恍然大悟间,听陈巴又道:“我寻思这厮疯了不成,毛都没长齐整就敢去找官家报仇。谁知他去山中几天,扛下来一只山猪,给屠户换了把解骨刀,朝墨家就去了。”
“我是足足提心吊胆了好几天,就怕官府来人拿我,说我知情不报,也是共犯。等了三天以后,他怎么去的,就怎么会来了,对我说‘他也有个孙儿’,把解骨刀一扔,就此不再提报仇的事。”
陈巴长叹道:“我是后来才听说的,墨家老爷子也是受了上头的严命,拿不到典籍,全家都要遭殃。我猜,燕老二怕也知道了,所以才难以下手吧,说白了,谁家爷爷不是爷爷,谁家孙子不是孙子?他要保护自己孙子,害了你爷爷,你能怎么着?你说这事能怪谁去?咱们平头老百姓,到最后不都只能怨自己倒霉么?”
苏缨闻罢,心潮如涌,久久不能平复。
在她记忆里,燕无恤和阿尧是有过几次接触的,最初为了救她,是阿尧去梨花巷找燕无恤通风报信。
后来在太初楼,阿尧遭难,自己去救。
燕无恤也一直在旁,并无表现得有半点异色。
如今回想,却觉得魂思震荡,上下难安。
陈巴见她虽障着面,然眉目之间,又惊又怒,又哀又怜。一时,竟也被惊住了。
他有些感动,又有点不自在。渐渐收去有些玩笑的神色,神情复杂道:“你莫告诉他我都跟你说了,他定不愿意旁人探听这些的。我也命苦,生来就是孤儿,但我不一点也不喜欢旁人可怜我。”

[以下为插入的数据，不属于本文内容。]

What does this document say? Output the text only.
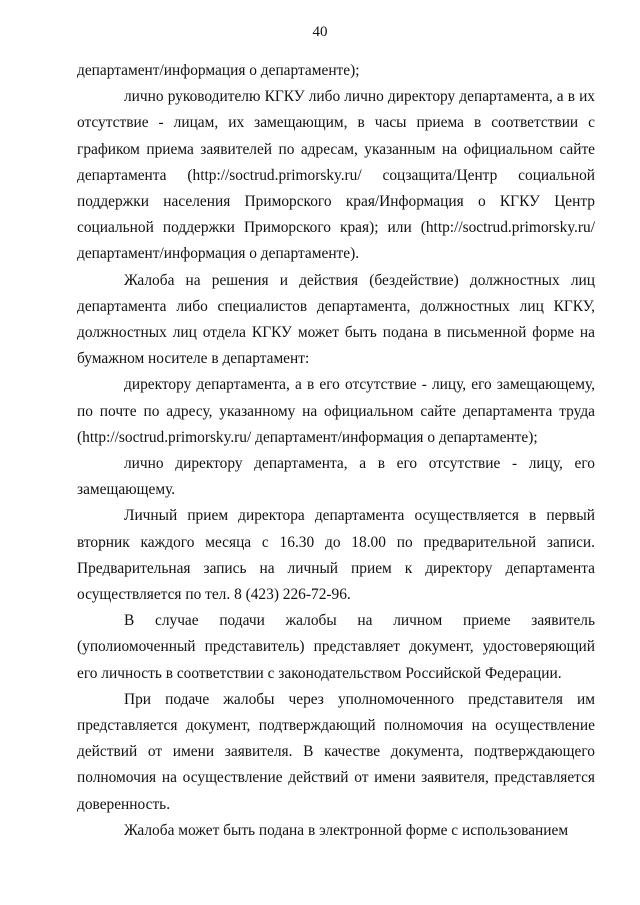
40

департамент/информация о департаменте);

лично руководителю КГКУ либо лично директору департамента, а в их отсутствие - лицам, их замещающим, в часы приема в соответствии с графиком приема заявителей по адресам, указанным на официальном сайте департамента (http://soctrud.primorsky.ru/ соцзащита/Центр социальной поддержки населения Приморского края/Информация о КГКУ Центр социальной поддержки Приморского края); или (http://soctrud.primorsky.ru/ департамент/информация о департаменте).

Жалоба на решения и действия (бездействие) должностных лиц департамента либо специалистов департамента, должностных лиц КГКУ, должностных лиц отдела КГКУ может быть подана в письменной форме на бумажном носителе в департамент:

директору департамента, а в его отсутствие - лицу, его замещающему, по почте по адресу, указанному на официальном сайте департамента труда (http://soctrud.primorsky.ru/ департамент/информация о департаменте);

лично директору департамента, а в его отсутствие - лицу, его замещающему.

Личный прием директора департамента осуществляется в первый вторник каждого месяца с 16.30 до 18.00 по предварительной записи. Предварительная запись на личный прием к директору департамента осуществляется по тел. 8 (423) 226-72-96.

В случае подачи жалобы на личном приеме заявитель (уполиомоченный представитель) представляет документ, удостоверяющий его личность в соответствии с законодательством Российской Федерации.

При подаче жалобы через уполномоченного представителя им представляется документ, подтверждающий полномочия на осуществление действий от имени заявителя. В качестве документа, подтверждающего полномочия на осуществление действий от имени заявителя, представляется доверенность.

Жалоба может быть подана в электронной форме с использованием
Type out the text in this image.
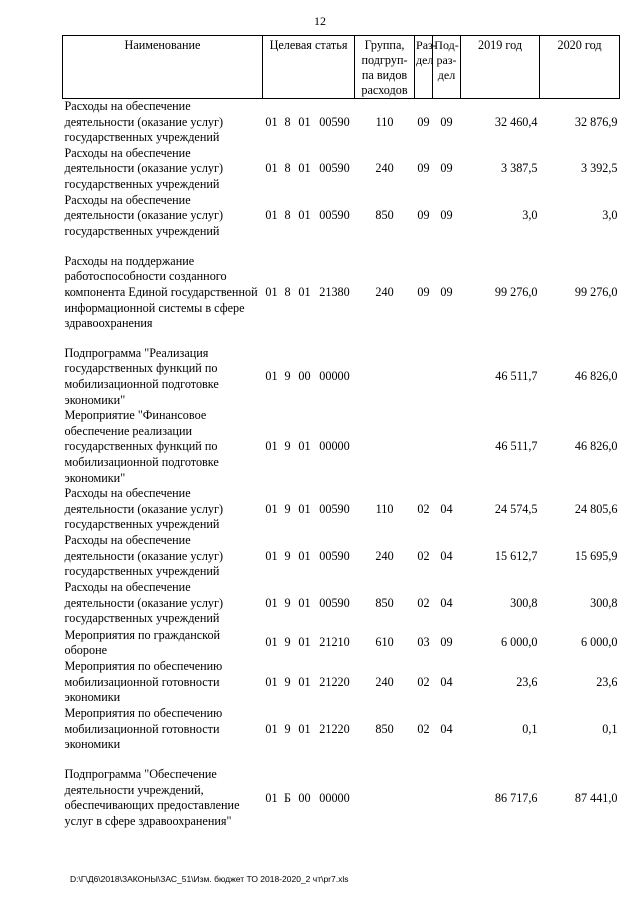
12
Наименование	Целевая статья				Группа, подгруп-па видов расходов	Раз-дел	Под-раз-дел	2019 год	2020 год
Расходы на обеспечение деятельности (оказание услуг) государственных учреждений	01	8	01	00590	110	09	09	32 460,4	32 876,9
Расходы на обеспечение деятельности (оказание услуг) государственных учреждений	01	8	01	00590	240	09	09	3 387,5	3 392,5
Расходы на обеспечение деятельности (оказание услуг) государственных учреждений	01	8	01	00590	850	09	09	3,0	3,0

Расходы на поддержание работоспособности созданного компонента Единой государственной информационной системы в сфере здравоохранения	01	8	01	21380	240	09	09	99 276,0	99 276,0

Подпрограмма "Реализация государственных функций по мобилизационной подготовке экономики"	01	9	00	00000				46 511,7	46 826,0
Мероприятие "Финансовое обеспечение реализации государственных функций по мобилизационной подготовке экономики"	01	9	01	00000				46 511,7	46 826,0
Расходы на обеспечение деятельности (оказание услуг) государственных учреждений	01	9	01	00590	110	02	04	24 574,5	24 805,6
Расходы на обеспечение деятельности (оказание услуг) государственных учреждений	01	9	01	00590	240	02	04	15 612,7	15 695,9
Расходы на обеспечение деятельности (оказание услуг) государственных учреждений	01	9	01	00590	850	02	04	300,8	300,8
Мероприятия по гражданской обороне	01	9	01	21210	610	03	09	6 000,0	6 000,0
Мероприятия по обеспечению мобилизационной готовности экономики	01	9	01	21220	240	02	04	23,6	23,6
Мероприятия по обеспечению мобилизационной готовности экономики	01	9	01	21220	850	02	04	0,1	0,1

Подпрограмма "Обеспечение деятельности учреждений, обеспечивающих предоставление услуг в сфере здравоохранения"	01	Б	00	00000				86 717,6	87 441,0
D:\Г\Д6\2018\ЗАКОНЫ\ЗАС_51\Изм. бюджет ТО 2018-2020_2 чт\pr7.xls
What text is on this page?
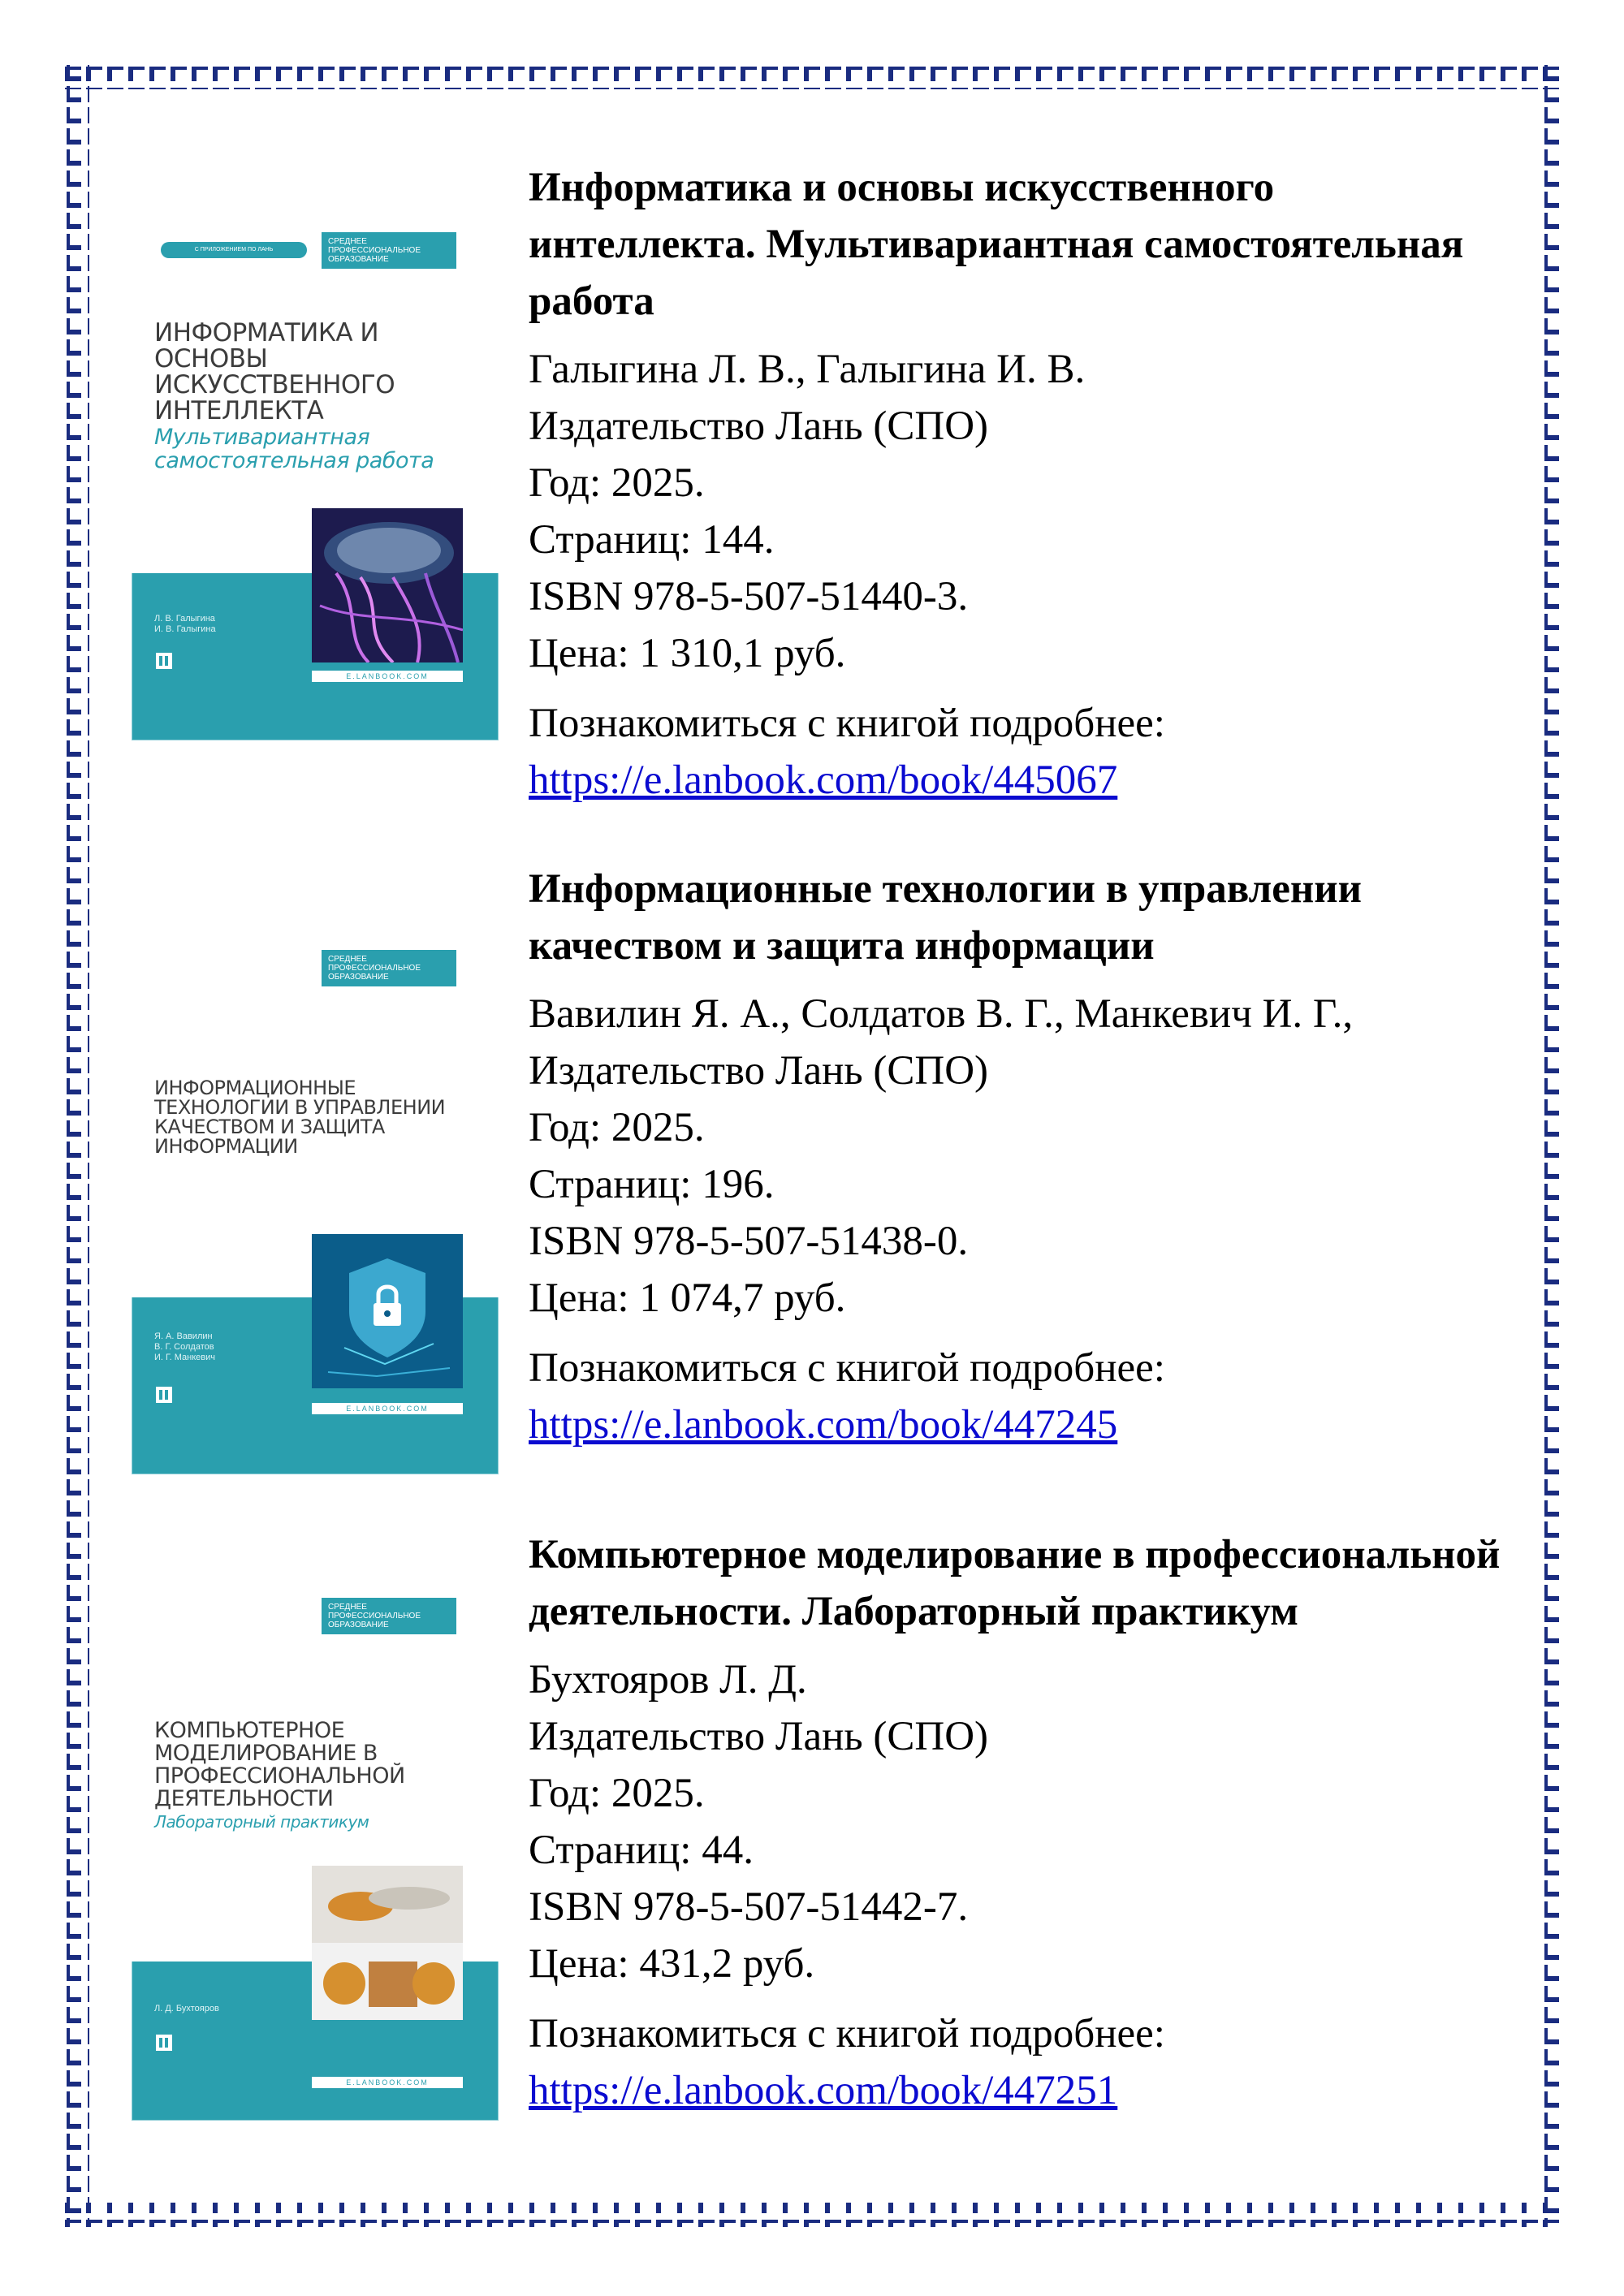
С ПРИЛОЖЕНИЕМ ПО ЛАНЬ
СРЕДНЕЕ ПРОФЕССИОНАЛЬНОЕ ОБРАЗОВАНИЕ
ИНФОРМАТИКА И ОСНОВЫ ИСКУССТВЕННОГО ИНТЕЛЛЕКТА
Мультивариантная самостоятельная работа
Л. В. Галыгина
И. В. Галыгина
E.LANBOOK.COM
Информатика и основы искусственного интеллекта. Мультивариантная самостоятельная работа
Галыгина Л. В., Галыгина И. В.
Издательство Лань (СПО)
Год: 2025.
Страниц: 144.
ISBN 978-5-507-51440-3.
Цена: 1 310,1 руб.
Познакомиться с книгой подробнее: https://e.lanbook.com/book/445067
СРЕДНЕЕ ПРОФЕССИОНАЛЬНОЕ ОБРАЗОВАНИЕ
ИНФОРМАЦИОННЫЕ ТЕХНОЛОГИИ В УПРАВЛЕНИИ КАЧЕСТВОМ И ЗАЩИТА ИНФОРМАЦИИ
Я. А. Вавилин
В. Г. Солдатов
И. Г. Манкевич
E.LANBOOK.COM
Информационные технологии в управлении качеством и защита информации
Вавилин Я. А., Солдатов В. Г., Манкевич И. Г.,
Издательство Лань (СПО)
Год: 2025.
Страниц: 196.
ISBN 978-5-507-51438-0.
Цена: 1 074,7 руб.
Познакомиться с книгой подробнее: https://e.lanbook.com/book/447245
СРЕДНЕЕ ПРОФЕССИОНАЛЬНОЕ ОБРАЗОВАНИЕ
КОМПЬЮТЕРНОЕ МОДЕЛИРОВАНИЕ В ПРОФЕССИОНАЛЬНОЙ ДЕЯТЕЛЬНОСТИ
Лабораторный практикум
Л. Д. Бухтояров
E.LANBOOK.COM
Компьютерное моделирование в профессиональной деятельности. Лабораторный практикум
Бухтояров Л. Д.
Издательство Лань (СПО)
Год: 2025.
Страниц: 44.
ISBN 978-5-507-51442-7.
Цена: 431,2 руб.
Познакомиться с книгой подробнее: https://e.lanbook.com/book/447251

陈巴自己都不喜欢,更别提燕老二那个,遇着什么事都自己吞,看似宽豁,实则自矜自傲至极的人。
倘若自己一席话,惹得他的红颜知己可怜他,却是大大不妙了。
苏缨道:“你放心罢,我只敬佩他,哪会可怜他呢?“
燕无恤不需任何人可怜,他身出名门,一身傲骨,怀揣典籍,又传承了湛卢剑意,武功盖世无匹,世上罕有敌者。